The Brutus that was the Temasek Review

Owen Tan

Temasek Review's readership has exploded ahead of General Election.

Temasek Review's readership has exploded ahead of General Election.

Pictures of one of the latest and most infamous candidates announced by the People’s Action Party (PAP), Tin Pei Ling, are the first thing I recall when news broke out of the impending closure of Temasek Review (TR). In all her photos, save for the one in her “white-in-white” PAP uniform, she is smiling. In the first few she has her arm around the shoulder of a slightly overbuilt individual.
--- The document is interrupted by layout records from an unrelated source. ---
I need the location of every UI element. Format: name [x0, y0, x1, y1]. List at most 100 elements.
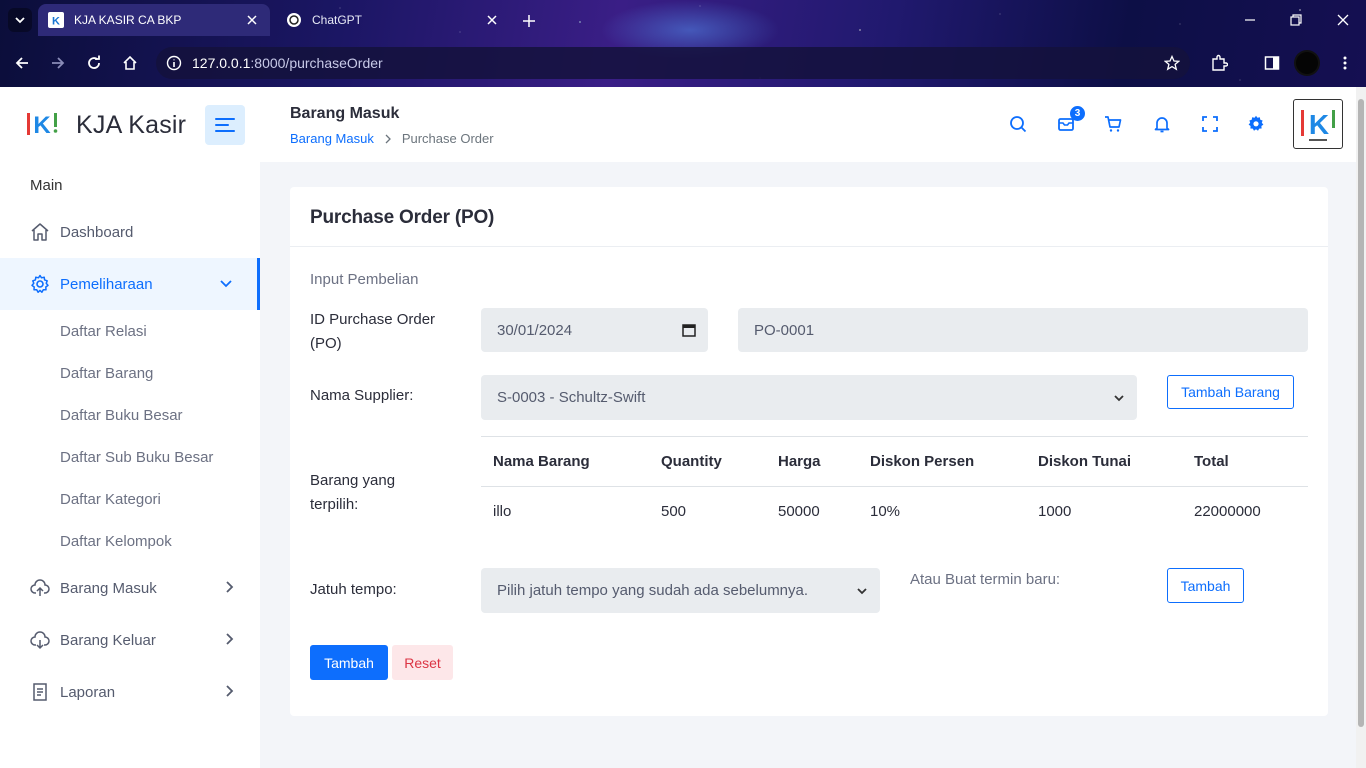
gear-icon — [31, 274, 49, 293]
chevron-down-icon — [15, 17, 25, 24]
home-button[interactable] — [117, 50, 143, 76]
chevron-right-icon — [226, 685, 234, 697]
sidebar-item-barang-keluar[interactable]: Barang Keluar — [0, 614, 260, 666]
submit-button[interactable]: Tambah — [310, 645, 388, 680]
page-header: Barang Masuk Barang Masuk Purchase Order… — [260, 87, 1356, 162]
purchase-order-card: Purchase Order (PO) Input Pembelian ID P… — [290, 187, 1328, 716]
supplier-label: Nama Supplier: — [310, 387, 414, 404]
reset-button[interactable]: Reset — [392, 645, 453, 680]
calendar-icon[interactable] — [682, 323, 696, 337]
svg-text:K: K — [33, 112, 51, 139]
due-date-select[interactable]: Pilih jatuh tempo yang sudah ada sebelum… — [481, 568, 880, 613]
sidebar-item-label: Dashboard — [60, 223, 134, 241]
table-cell: illo — [493, 503, 512, 520]
new-term-label: Atau Buat termin baru: — [910, 571, 1061, 588]
submenu-item-daftar-kelompok[interactable]: Daftar Kelompok — [0, 520, 260, 562]
section-label: Input Pembelian — [310, 271, 419, 288]
po-date-value: 30/01/2024 — [497, 321, 573, 339]
close-icon — [1337, 14, 1349, 26]
profile-button[interactable] — [1290, 46, 1324, 80]
side-panel-button[interactable] — [1259, 50, 1285, 76]
minimize-button[interactable] — [1238, 8, 1262, 32]
svg-text:K: K — [52, 16, 60, 28]
sidebar: K KJA Kasir Main Dashboard Pemeliharaan … — [0, 87, 260, 768]
sidebar-toggle-button[interactable] — [205, 105, 245, 145]
submenu-item-daftar-relasi[interactable]: Daftar Relasi — [0, 310, 260, 352]
search-button[interactable] — [1007, 113, 1029, 135]
page-scrollbar[interactable] — [1356, 87, 1366, 768]
puzzle-icon — [1212, 54, 1228, 71]
chevron-down-icon — [857, 587, 867, 594]
extensions-button[interactable] — [1206, 50, 1232, 76]
column-header: Harga — [778, 453, 821, 470]
arrow-left-icon — [15, 57, 28, 69]
cart-button[interactable] — [1102, 113, 1124, 135]
table-cell: 22000000 — [1194, 503, 1261, 520]
sidebar-item-barang-masuk[interactable]: Barang Masuk — [0, 562, 260, 614]
address-bar[interactable]: 127.0.0.1:8000/purchaseOrder — [156, 47, 1190, 79]
reload-icon — [88, 55, 100, 69]
document-icon — [33, 683, 47, 701]
sidebar-item-label: Barang Keluar — [60, 631, 156, 649]
close-window-button[interactable] — [1331, 8, 1355, 32]
profile-avatar-icon — [1294, 50, 1320, 76]
kja-logo-icon: K — [1301, 109, 1335, 141]
side-panel-icon — [1264, 56, 1280, 70]
browser-tab-kja[interactable]: K KJA KASIR CA BKP — [38, 4, 270, 36]
column-header: Total — [1194, 453, 1229, 470]
url-path: :8000/purchaseOrder — [250, 55, 383, 71]
close-tab-icon[interactable] — [484, 12, 500, 28]
table-cell: 50000 — [778, 503, 820, 520]
browser-chrome: K KJA KASIR CA BKP ChatGPT 127.0.0.1:800… — [0, 0, 1366, 87]
reload-button[interactable] — [81, 50, 107, 76]
po-id-value: PO-0001 — [754, 321, 815, 339]
selected-items-label: Barang yang terpilih: — [310, 472, 396, 513]
sidebar-item-label: Barang Masuk — [60, 579, 157, 597]
table-row[interactable]: illo 500 50000 10% 1000 22000000 — [481, 487, 1308, 536]
sidebar-item-dashboard[interactable]: Dashboard — [0, 206, 260, 258]
star-icon[interactable] — [1164, 55, 1180, 71]
submenu-item-daftar-kategori[interactable]: Daftar Kategori — [0, 478, 260, 520]
user-avatar[interactable]: K — [1293, 99, 1343, 149]
sidebar-item-laporan[interactable]: Laporan — [0, 666, 260, 718]
kja-logo-icon: K — [24, 109, 60, 141]
back-button[interactable] — [9, 50, 35, 76]
breadcrumb: Barang Masuk Purchase Order — [290, 131, 494, 146]
chevron-down-icon — [1114, 394, 1124, 401]
selected-items-table: Nama Barang Quantity Harga Diskon Persen… — [481, 436, 1308, 536]
card-title: Purchase Order (PO) — [310, 207, 495, 228]
supplier-value: S-0003 - Schultz-Swift — [497, 389, 646, 406]
url-text[interactable]: 127.0.0.1:8000/purchaseOrder — [192, 55, 1164, 71]
supplier-select[interactable]: S-0003 - Schultz-Swift — [481, 375, 1137, 420]
tab-title: KJA KASIR CA BKP — [74, 13, 182, 27]
browser-tab-chatgpt[interactable]: ChatGPT — [276, 4, 510, 36]
submenu-item-daftar-buku-besar[interactable]: Daftar Buku Besar — [0, 394, 260, 436]
arrow-right-icon — [52, 57, 65, 69]
submenu-item-daftar-sub-buku-besar[interactable]: Daftar Sub Buku Besar — [0, 436, 260, 478]
close-tab-icon[interactable] — [244, 12, 260, 28]
po-date-input[interactable]: 30/01/2024 — [481, 308, 708, 352]
add-term-button[interactable]: Tambah — [1167, 568, 1244, 603]
add-item-button[interactable]: Tambah Barang — [1167, 375, 1294, 409]
settings-button[interactable] — [1245, 113, 1267, 135]
tab-title: ChatGPT — [312, 13, 363, 27]
notification-button[interactable] — [1151, 113, 1173, 135]
sidebar-item-pemeliharaan[interactable]: Pemeliharaan — [0, 258, 260, 310]
browser-menu-button[interactable] — [1332, 50, 1358, 76]
forward-button[interactable] — [45, 50, 71, 76]
tab-search-button[interactable] — [8, 8, 32, 32]
mail-button[interactable]: 3 — [1055, 106, 1085, 135]
submenu-item-daftar-barang[interactable]: Daftar Barang — [0, 352, 260, 394]
mail-badge: 3 — [1070, 106, 1085, 121]
site-info-icon[interactable] — [166, 55, 182, 71]
kebab-menu-icon — [1343, 56, 1347, 70]
scrollbar-thumb[interactable] — [1358, 99, 1364, 727]
breadcrumb-link[interactable]: Barang Masuk — [290, 131, 374, 146]
minimize-icon — [1245, 19, 1255, 21]
restore-button[interactable] — [1284, 8, 1308, 32]
fullscreen-button[interactable] — [1199, 113, 1221, 135]
hamburger-menu-icon — [215, 118, 235, 132]
new-tab-button[interactable] — [518, 10, 540, 32]
plus-icon — [523, 15, 535, 27]
po-id-field: PO-0001 — [738, 308, 1308, 352]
Then, in subsequent ones, she is smiling, but this time with her husband, apparently on her honeymoon.

These photographs have absolutely nothing to do with her career, and seem unlikely to have been released to the public by Ms Tin’s consent. And in the accompanying article where the photos were taken, an incredible insinuation that the overbuilt man was her former partner was dumped by Ms Tin for a man who brought her closer to her power-hungry ambitions. These accusations – surely a monstrous exaggeration, if not as far from the truth as you can possibly get – seem only possible to have been conjured up by an irresponsible, and immoral tabloid writer, if we include the fact that the photographs were almost surely illegally retrieved.

This article perhaps epitomises the state of TR at the time of its announcement that it was to close, due to a lack of funding and a lack of vision about its future. Amanda Tan, part of the editorial team for TR, stated in an interview with Yahoo! that the goal of TR was to “help cultivate political awareness among fellow Singaporeans”.

TR was not built as a news site, unlike The Online Citizen, a rival website that arguably produces more eloquent and balanced pieces. The site never promised concrete truth to its readers. While political awareness was certainly on the agenda, the site spiralled from its original mission into a quagmire of confused, angry, and poorly written pieces that made the site more of a paradise for complainers.

Just reading some older pieces will prove my point: A newly-minted Singapore citizen from China goes to the National Day Parade and is unhappy about his being made to sing the National Anthem; comments about the personal lives of politicians; and vitriolic comments about the profligacy of the PAP, mostly in acronyms and broken English, constitute TR.

TR reminds me a little of Brutus in Shakespeare’s Julius Caesar, a man who had noble ambitions at the beginning but ultimately got much more on his plate than he asked for. The community of awareness that TR hoped to become eventually took on a life of its own, complete with dissidence and gossip that were virtually unregulated. (Coincidentally, Brutus also reached his demise in somewhat similar circumstances – dying by his own sword.)

Is Brutus really dead?

Would Brutus, however, fake his own death? The announcement made to Yahoo! certainly appears to legitimise the fact that TR is truly closing down, though some NAR readers wonder if it is yet another “infamous attention-grabbing stunt”, especially in view of the upcoming elections.

“There might be more forces to [the closure] than meets the eye,” said one reader on NAR’s Facebook wall.

What TR means to the community

But whether there is a conspiracy or not, and despite my reservations about TR, their closure is a pity and will be a major loss to the online Singaporean community. It is a website much maligned because its strength – acting like a real Speakers’ Corner, for all Singaporeans – is often ignored for its weakness: the tendency to attract noise from empty vessels. The openness of TR makes it easy for people who do not actually have a good opinion (or are unable to articulate it) to publish themselves, as it does for people who do.

More importantly, TR and the local, official news media stand at two ends of the press freedom continuum: the latter is expected, under the majority shareholding by government, to provide incumbent-friendly information to its citizens. The former, meanwhile, makes the most of the unregulated nature of the Internet to give us an inkling of this concept called freedom of information.

The demise of TR will mean that the online community will once again have to find another definition of what liberal public discourse is. TR is a symbol on its own, almost like a synonym for liberal, democratic exchange of words. TR will be missed, because thus far, despite the birth of several new online news sites including this one, none of them have gone – or intend to go – quite as far as TR in its approach to its anarchist openness.